Two cohorts were selected based on a previous HIV survey, but only 52.5% of those enrolled in the adult cohort had participated in the HIV survey. One cohort included all adults living in 384 randomly selected houses; in this cohort 8% (135/1687) were HIV infected. The other included individuals 50 years or older from all other houses in the study area; of these 11% (62/571) were HIV infected. Symptom screening was done through household visits using a standardised questionnaire. TB suspects were investigated with sputum smear microscopy and X-ray.

Results

In the adult cohort, we found 4 cases among 2989 individuals screened, giving a total TB prevalence of 134/100,000 (95% CI 36-342/100,000). In the >50 years cohort, we found 4 cases among 571 individuals screened, giving a total prevalence of 701/100,000 (191-1784/100.000).
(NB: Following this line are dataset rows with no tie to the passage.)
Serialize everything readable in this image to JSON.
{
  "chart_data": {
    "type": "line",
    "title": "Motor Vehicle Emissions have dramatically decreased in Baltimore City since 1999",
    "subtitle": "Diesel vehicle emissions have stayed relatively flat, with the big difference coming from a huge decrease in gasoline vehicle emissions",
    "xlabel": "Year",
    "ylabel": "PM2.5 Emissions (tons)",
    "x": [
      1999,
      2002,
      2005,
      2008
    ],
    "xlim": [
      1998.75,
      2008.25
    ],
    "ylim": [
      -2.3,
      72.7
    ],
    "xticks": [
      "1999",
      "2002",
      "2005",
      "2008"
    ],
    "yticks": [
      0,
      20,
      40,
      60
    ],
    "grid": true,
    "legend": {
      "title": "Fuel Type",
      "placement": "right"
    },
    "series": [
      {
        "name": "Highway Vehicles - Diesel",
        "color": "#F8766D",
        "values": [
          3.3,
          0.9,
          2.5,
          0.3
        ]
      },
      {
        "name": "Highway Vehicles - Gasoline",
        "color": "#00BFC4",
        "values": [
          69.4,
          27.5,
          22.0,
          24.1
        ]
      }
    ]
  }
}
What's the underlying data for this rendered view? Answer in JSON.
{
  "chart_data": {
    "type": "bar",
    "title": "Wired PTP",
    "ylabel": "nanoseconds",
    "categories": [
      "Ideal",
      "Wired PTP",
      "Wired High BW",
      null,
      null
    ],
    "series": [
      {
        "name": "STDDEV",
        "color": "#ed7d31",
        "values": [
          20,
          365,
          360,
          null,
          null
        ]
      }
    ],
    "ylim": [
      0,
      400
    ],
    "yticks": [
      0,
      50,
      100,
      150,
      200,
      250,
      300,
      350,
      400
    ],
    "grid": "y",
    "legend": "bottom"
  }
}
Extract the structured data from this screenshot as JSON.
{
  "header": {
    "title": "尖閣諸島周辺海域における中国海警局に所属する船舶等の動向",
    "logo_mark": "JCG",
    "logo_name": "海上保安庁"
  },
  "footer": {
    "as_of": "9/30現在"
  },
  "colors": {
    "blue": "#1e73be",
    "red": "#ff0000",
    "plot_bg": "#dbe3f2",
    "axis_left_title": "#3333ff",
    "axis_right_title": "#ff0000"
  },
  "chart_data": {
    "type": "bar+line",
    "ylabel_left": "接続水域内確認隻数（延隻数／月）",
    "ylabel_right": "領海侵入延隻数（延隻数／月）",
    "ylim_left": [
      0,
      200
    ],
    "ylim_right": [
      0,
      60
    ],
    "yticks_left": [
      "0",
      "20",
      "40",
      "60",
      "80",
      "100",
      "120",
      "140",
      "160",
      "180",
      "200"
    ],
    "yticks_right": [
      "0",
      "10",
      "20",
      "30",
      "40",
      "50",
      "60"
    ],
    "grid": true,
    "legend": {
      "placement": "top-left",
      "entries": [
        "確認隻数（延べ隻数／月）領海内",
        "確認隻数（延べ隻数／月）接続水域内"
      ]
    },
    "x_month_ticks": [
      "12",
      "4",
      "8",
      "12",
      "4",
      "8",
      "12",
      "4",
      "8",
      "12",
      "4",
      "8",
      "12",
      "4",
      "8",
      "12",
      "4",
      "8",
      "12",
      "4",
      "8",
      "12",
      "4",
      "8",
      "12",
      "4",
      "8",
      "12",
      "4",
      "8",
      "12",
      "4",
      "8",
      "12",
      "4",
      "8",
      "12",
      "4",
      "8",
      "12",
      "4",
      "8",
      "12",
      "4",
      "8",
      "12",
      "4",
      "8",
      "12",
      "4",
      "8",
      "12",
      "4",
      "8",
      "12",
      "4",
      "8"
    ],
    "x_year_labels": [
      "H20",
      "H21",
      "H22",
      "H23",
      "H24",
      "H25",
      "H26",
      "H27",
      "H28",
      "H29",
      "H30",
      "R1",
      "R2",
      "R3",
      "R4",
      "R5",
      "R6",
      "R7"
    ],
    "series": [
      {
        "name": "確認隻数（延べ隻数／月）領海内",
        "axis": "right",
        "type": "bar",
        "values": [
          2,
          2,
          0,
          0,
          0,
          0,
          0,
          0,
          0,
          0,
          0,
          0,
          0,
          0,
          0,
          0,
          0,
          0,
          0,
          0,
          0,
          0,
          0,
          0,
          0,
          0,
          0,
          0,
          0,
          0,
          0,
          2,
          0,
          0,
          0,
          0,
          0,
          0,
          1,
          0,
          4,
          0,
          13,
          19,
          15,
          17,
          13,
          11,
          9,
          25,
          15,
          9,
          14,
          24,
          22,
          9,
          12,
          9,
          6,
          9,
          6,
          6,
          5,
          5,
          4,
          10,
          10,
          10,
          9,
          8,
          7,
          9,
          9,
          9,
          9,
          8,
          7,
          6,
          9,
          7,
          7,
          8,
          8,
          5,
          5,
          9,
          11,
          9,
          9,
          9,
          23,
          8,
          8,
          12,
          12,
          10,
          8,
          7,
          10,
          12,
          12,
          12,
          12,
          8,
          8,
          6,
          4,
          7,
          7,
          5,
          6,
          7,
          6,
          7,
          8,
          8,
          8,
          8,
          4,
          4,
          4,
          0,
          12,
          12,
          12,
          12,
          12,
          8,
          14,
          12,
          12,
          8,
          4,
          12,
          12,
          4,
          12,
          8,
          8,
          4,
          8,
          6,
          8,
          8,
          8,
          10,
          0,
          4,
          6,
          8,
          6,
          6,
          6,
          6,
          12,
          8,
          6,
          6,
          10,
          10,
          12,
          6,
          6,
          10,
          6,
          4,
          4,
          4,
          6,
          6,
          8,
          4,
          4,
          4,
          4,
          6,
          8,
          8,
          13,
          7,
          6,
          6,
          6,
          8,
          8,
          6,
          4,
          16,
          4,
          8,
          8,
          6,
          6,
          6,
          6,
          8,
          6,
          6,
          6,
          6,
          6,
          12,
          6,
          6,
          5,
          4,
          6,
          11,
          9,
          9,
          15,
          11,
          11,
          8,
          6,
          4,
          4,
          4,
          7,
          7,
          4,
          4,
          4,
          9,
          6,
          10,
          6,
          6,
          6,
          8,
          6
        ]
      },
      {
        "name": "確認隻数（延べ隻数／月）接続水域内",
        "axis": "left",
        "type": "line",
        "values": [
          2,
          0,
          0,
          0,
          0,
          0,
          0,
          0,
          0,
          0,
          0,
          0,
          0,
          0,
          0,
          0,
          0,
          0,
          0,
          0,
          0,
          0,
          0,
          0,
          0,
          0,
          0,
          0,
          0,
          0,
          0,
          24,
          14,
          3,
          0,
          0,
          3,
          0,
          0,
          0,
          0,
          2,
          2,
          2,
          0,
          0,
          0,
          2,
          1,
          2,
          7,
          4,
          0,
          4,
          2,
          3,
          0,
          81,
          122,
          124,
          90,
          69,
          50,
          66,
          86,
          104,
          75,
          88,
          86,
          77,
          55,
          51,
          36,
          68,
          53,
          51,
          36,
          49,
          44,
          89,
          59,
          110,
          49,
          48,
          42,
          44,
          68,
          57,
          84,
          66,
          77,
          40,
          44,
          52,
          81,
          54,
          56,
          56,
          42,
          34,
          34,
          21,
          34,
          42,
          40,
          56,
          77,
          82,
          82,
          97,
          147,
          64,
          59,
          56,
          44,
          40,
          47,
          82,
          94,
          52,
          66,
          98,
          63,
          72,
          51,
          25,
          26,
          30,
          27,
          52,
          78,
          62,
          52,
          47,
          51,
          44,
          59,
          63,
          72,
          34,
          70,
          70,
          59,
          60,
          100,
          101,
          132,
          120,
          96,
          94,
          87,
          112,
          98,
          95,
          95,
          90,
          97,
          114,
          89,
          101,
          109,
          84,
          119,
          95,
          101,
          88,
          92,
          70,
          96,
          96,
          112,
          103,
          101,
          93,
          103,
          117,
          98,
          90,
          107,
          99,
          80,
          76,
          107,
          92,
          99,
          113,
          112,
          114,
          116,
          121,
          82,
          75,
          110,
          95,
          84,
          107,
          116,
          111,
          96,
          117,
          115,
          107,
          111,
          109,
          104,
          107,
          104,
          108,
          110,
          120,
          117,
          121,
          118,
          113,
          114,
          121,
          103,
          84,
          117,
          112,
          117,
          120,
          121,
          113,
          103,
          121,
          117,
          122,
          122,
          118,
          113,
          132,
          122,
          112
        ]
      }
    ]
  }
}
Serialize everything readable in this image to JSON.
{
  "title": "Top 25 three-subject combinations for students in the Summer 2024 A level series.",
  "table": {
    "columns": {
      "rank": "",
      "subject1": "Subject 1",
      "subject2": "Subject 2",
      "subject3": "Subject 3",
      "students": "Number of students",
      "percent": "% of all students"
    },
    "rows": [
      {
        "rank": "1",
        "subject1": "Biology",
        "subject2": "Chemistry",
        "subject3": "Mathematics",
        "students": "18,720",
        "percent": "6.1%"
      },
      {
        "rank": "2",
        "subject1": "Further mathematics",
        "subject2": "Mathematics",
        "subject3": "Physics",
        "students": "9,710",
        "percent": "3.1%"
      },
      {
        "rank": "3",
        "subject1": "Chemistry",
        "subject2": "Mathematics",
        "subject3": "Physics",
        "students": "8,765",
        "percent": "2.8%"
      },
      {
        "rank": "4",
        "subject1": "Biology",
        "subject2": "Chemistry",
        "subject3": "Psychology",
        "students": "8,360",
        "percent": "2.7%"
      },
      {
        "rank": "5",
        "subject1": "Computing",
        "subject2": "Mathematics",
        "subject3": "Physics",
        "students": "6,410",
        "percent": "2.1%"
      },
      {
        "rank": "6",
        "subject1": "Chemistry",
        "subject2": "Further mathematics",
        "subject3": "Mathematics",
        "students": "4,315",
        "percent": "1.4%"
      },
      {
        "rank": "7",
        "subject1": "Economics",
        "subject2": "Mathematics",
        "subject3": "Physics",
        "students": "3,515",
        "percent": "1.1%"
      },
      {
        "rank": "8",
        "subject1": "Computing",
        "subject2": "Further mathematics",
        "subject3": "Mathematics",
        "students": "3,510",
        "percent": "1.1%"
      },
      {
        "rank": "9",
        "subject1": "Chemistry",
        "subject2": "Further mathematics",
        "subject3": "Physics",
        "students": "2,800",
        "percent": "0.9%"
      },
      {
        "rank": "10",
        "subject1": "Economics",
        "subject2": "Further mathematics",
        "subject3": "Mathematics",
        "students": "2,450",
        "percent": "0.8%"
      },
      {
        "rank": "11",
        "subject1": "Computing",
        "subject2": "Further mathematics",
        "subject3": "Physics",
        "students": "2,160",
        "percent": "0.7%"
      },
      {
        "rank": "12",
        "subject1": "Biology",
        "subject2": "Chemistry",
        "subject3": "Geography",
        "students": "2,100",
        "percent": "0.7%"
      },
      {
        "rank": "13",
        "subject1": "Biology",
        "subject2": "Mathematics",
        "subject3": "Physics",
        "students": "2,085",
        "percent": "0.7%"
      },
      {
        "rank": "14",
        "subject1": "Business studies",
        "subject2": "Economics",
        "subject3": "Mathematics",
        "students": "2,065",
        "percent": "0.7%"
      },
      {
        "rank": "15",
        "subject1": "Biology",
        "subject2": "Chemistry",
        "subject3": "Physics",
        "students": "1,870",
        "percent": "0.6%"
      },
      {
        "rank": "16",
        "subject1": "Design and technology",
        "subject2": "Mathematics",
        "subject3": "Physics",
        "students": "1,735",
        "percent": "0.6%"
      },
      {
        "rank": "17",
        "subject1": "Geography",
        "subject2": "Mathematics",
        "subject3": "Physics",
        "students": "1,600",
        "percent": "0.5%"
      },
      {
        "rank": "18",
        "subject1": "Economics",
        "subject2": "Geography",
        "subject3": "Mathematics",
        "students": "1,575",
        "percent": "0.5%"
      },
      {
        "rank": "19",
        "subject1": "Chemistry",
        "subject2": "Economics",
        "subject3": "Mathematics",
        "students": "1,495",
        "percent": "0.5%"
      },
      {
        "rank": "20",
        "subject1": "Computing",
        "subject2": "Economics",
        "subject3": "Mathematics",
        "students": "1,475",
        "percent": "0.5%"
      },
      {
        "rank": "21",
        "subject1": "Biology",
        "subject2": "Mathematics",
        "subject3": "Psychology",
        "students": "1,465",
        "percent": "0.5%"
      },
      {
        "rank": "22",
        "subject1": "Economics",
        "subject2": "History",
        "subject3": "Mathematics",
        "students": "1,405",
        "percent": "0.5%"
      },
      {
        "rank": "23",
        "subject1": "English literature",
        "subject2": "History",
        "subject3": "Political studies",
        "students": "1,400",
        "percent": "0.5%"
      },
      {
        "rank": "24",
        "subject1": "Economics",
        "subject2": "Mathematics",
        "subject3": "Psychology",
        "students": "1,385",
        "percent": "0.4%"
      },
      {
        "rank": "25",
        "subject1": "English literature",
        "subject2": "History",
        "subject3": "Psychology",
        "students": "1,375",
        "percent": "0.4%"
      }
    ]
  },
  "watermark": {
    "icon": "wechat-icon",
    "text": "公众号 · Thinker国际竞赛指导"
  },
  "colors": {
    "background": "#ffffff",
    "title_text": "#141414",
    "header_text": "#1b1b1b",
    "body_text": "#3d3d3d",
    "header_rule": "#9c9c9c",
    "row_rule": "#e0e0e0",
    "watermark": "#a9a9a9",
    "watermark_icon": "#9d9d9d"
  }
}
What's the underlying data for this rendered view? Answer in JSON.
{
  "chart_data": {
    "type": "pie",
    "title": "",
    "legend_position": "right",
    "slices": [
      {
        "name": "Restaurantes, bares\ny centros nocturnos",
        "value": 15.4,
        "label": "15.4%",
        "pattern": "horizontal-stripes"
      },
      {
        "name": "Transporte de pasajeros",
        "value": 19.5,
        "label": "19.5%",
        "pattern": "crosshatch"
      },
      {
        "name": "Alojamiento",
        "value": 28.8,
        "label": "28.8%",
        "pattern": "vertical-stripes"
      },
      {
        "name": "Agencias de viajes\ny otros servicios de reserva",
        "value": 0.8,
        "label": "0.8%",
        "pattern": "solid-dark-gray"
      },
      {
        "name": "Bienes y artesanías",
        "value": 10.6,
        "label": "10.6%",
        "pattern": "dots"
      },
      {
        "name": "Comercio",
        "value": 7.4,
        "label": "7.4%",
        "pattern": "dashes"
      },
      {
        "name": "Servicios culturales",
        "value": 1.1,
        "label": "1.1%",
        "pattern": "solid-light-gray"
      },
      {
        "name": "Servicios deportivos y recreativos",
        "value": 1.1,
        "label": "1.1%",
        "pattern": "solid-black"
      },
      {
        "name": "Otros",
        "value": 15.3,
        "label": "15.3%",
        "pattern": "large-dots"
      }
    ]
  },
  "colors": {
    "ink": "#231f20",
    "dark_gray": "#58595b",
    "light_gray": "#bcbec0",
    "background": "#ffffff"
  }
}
Two of the eight detected TB cases were unknown by the TB program. Of the total TB cases five were HIV uninfected while three had unknown HIV status. The prevalence of TB symptoms was 2.1% (63/2989) and 10.3% (59/571) in the two cohorts respectively.

Conclusions

In conclusion we found a moderately high prevalence of pulmonary TB and TB symptoms in the general population, higher among elderly individuals. By active case finding unknown cases were detected. Better awareness of TB and its symptoms needs to be promoted in low income settings.